10

7.2K 206 1
                                    

°°°°

"Ehh, Tante. Kok bisa ada di sini." Abian langsung berdiri lalu menyalami tangan adik ibunya itu.

"Itu lagi lihat pertunjukannya Giano yang ikutan tampil. Itu anak kan suka banget menari dan menyanyi nggak jelas waktu kecil. Jadi Tante arahin untuk nyalurin keinginannya itu biar jelas."

"Wuahh, emang Tante seorang ibu yang keren. Kirain tadi cuma group band doang."

"Campuran gitu sih. Ala Korea juga banyak."

"Oh, pantes rame banget. Terus ini tampilnya udahan emang? Kok ini kayak mau pulang."

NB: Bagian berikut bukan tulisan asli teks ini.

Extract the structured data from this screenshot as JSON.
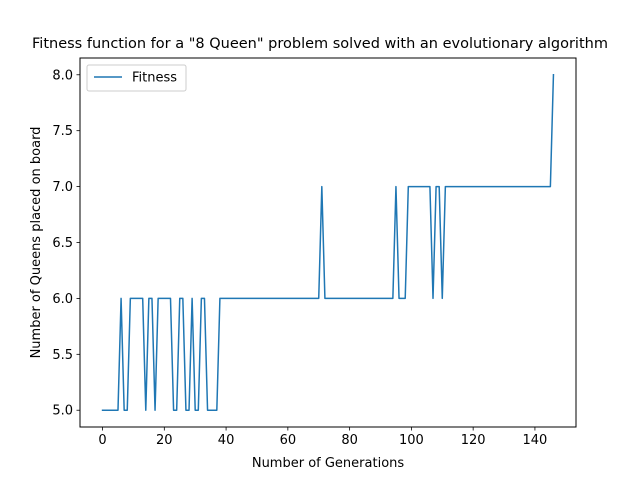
{
  "chart_data": {
    "type": "line",
    "title": "Fitness function for a \"8 Queen\" problem solved with an evolutionary algorithm",
    "xlabel": "Number of Generations",
    "ylabel": "Number of Queens placed on board",
    "xlim": [
      -7.3,
      153.3
    ],
    "ylim": [
      4.85,
      8.15
    ],
    "xticks": [
      0,
      20,
      40,
      60,
      80,
      100,
      120,
      140
    ],
    "yticks": [
      5.0,
      5.5,
      6.0,
      6.5,
      7.0,
      7.5,
      8.0
    ],
    "ytick_labels": [
      "5.0",
      "5.5",
      "6.0",
      "6.5",
      "7.0",
      "7.5",
      "8.0"
    ],
    "grid": false,
    "legend": {
      "placement": "top-left",
      "entries": [
        "Fitness"
      ]
    },
    "series": [
      {
        "name": "Fitness",
        "color": "#1f77b4",
        "x": [
          0,
          5,
          6,
          7,
          8,
          9,
          13,
          14,
          15,
          16,
          17,
          18,
          19,
          22,
          23,
          24,
          25,
          26,
          27,
          28,
          29,
          30,
          31,
          32,
          33,
          34,
          35,
          36,
          37,
          38,
          70,
          71,
          72,
          94,
          95,
          96,
          98,
          99,
          106,
          107,
          108,
          109,
          110,
          111,
          145,
          146
        ],
        "values": [
          5,
          5,
          6,
          5,
          5,
          6,
          6,
          5,
          6,
          6,
          5,
          6,
          6,
          6,
          5,
          5,
          6,
          6,
          5,
          5,
          6,
          5,
          5,
          6,
          6,
          5,
          5,
          5,
          5,
          6,
          6,
          7,
          6,
          6,
          7,
          6,
          6,
          7,
          7,
          6,
          7,
          7,
          6,
          7,
          7,
          8
        ]
      }
    ]
  }
}
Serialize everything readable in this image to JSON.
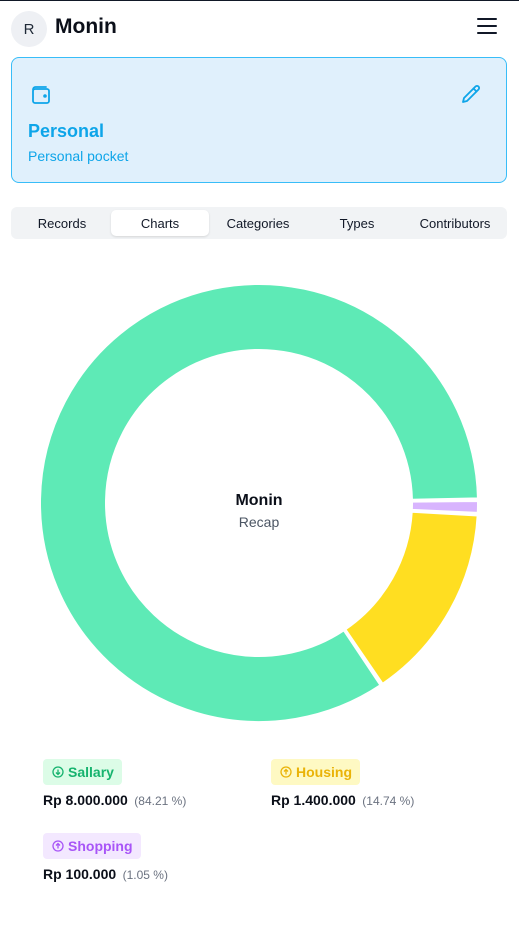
{
  "header": {
    "avatar_initial": "R",
    "title": "Monin"
  },
  "pocket": {
    "name": "Personal",
    "description": "Personal pocket"
  },
  "tabs": [
    {
      "label": "Records",
      "active": false
    },
    {
      "label": "Charts",
      "active": true
    },
    {
      "label": "Categories",
      "active": false
    },
    {
      "label": "Types",
      "active": false
    },
    {
      "label": "Contributors",
      "active": false
    }
  ],
  "colors": {
    "accent": "#0ea5e9",
    "card_bg": "#e0f0fc",
    "income": "#5eeab6",
    "housing": "#ffde21",
    "shopping": "#d8b4fe"
  },
  "chart_data": {
    "type": "pie",
    "title": "Monin",
    "subtitle": "Recap",
    "series": [
      {
        "name": "Sallary",
        "value": 8000000,
        "amount_label": "Rp 8.000.000",
        "percent_label": "(84.21 %)",
        "color": "#5eeab6",
        "label_color": "#16b36e",
        "badge_bg": "#dcfce7",
        "direction": "in"
      },
      {
        "name": "Housing",
        "value": 1400000,
        "amount_label": "Rp 1.400.000",
        "percent_label": "(14.74 %)",
        "color": "#ffde21",
        "label_color": "#eab308",
        "badge_bg": "#fef9c3",
        "direction": "out"
      },
      {
        "name": "Shopping",
        "value": 100000,
        "amount_label": "Rp 100.000",
        "percent_label": "(1.05 %)",
        "color": "#d8b4fe",
        "label_color": "#a855f7",
        "badge_bg": "#f3e8ff",
        "direction": "out"
      }
    ]
  }
}
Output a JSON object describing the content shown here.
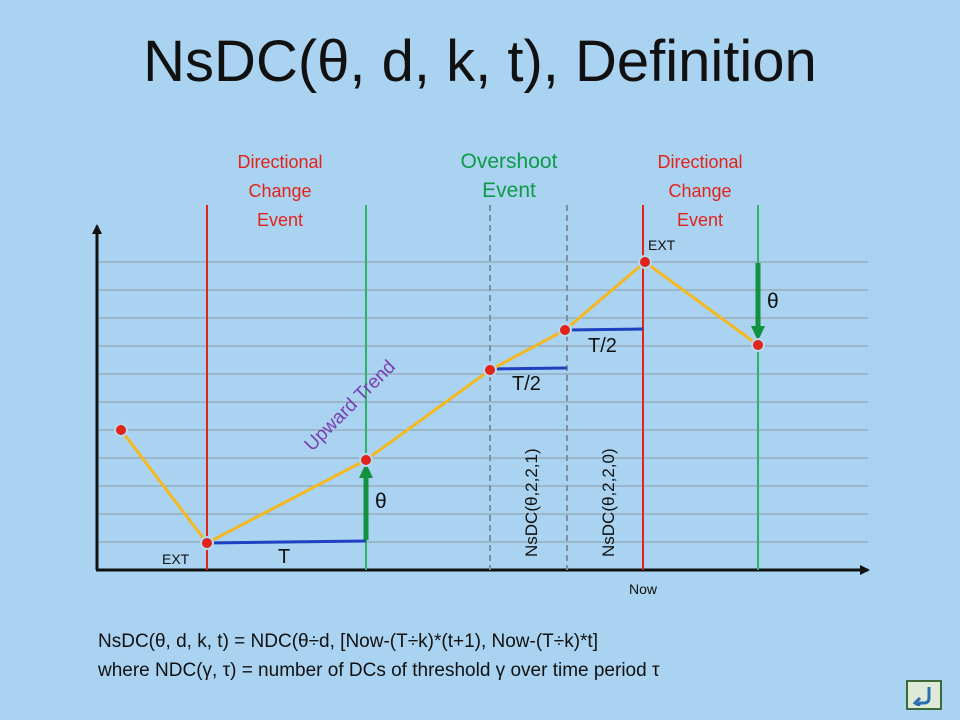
{
  "title": "NsDC(θ, d, k, t), Definition",
  "colors": {
    "background": "#a9d3f0",
    "red_line": "#e2231a",
    "green_line": "#2fb36a",
    "dashed_line": "#7f8f9f",
    "price_path": "#f5b820",
    "point": "#e2231a",
    "threshold_segment": "#1f3fc0",
    "theta_arrow": "#12913f",
    "trend_label": "#7a3fb0"
  },
  "events": {
    "dc_left": [
      "Directional",
      "Change",
      "Event"
    ],
    "overshoot": [
      "Overshoot",
      "Event"
    ],
    "dc_right": [
      "Directional",
      "Change",
      "Event"
    ]
  },
  "labels": {
    "ext_left": "EXT",
    "ext_top": "EXT",
    "t": "T",
    "t_half_1": "T/2",
    "t_half_2": "T/2",
    "theta_up": "θ",
    "theta_down": "θ",
    "upward_trend": "Upward Trend",
    "nsdc_1": "NsDC(θ,2,2,1)",
    "nsdc_0": "NsDC(θ,2,2,0)",
    "now": "Now"
  },
  "formula": {
    "line1": "NsDC(θ, d, k, t) = NDC(θ÷d, [Now-(T÷k)*(t+1), Now-(T÷k)*t]",
    "line2": "where NDC(γ, τ) = number of DCs of threshold γ over time period τ"
  },
  "icons": {
    "return_button": "return-arrow-icon"
  }
}
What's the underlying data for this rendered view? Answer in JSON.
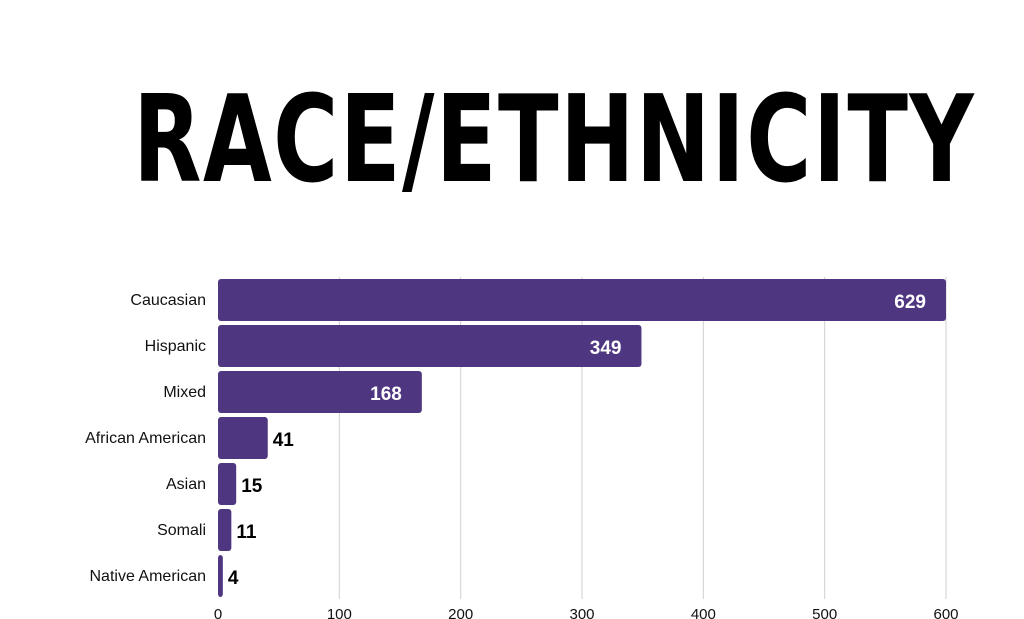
{
  "title": "RACE/ETHNICITY",
  "colors": {
    "bar": "#4e3681",
    "grid": "#cfcfcf",
    "label_inside": "#ffffff",
    "label_outside": "#000000"
  },
  "chart_data": {
    "type": "bar",
    "orientation": "horizontal",
    "title": "RACE/ETHNICITY",
    "categories": [
      "Caucasian",
      "Hispanic",
      "Mixed",
      "African American",
      "Asian",
      "Somali",
      "Native American"
    ],
    "values": [
      629,
      349,
      168,
      41,
      15,
      11,
      4
    ],
    "xlim": [
      0,
      600
    ],
    "xticks": [
      0,
      100,
      200,
      300,
      400,
      500,
      600
    ],
    "xlabel": "",
    "ylabel": "",
    "grid": "vertical"
  }
}
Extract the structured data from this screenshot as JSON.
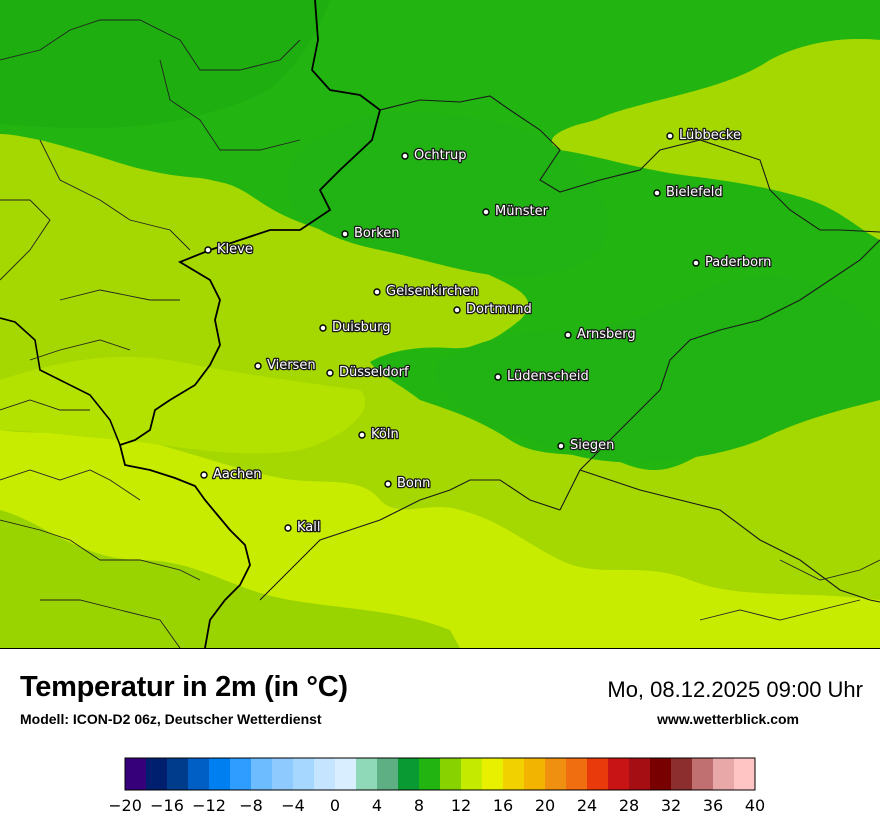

"Udah. Baru aja kelar. Ini tadi dari toilet."

Sesekali wanita paruh baya itu melirik Iren dengan raut penasaran. Iren pura-pura tak menyadarinya.

"Jadi siapa wanita ini? Ada yang mau kamu jelaskan Abian?" tanya sang tante to the point.

"Nanti akan Abian jelaskan tapi tidak sekarang ya, Tante. Beri Abian waktu, please," jawab Abian dengan muka memelas.

Belum saatnya ia bercerita. Apalagi ia belum menemukan jalan keluar dari masalahnya ini. Sepertinya bila ada waktu luang nanti, Abian bisa meminta pendapat dengan yang lebih tua.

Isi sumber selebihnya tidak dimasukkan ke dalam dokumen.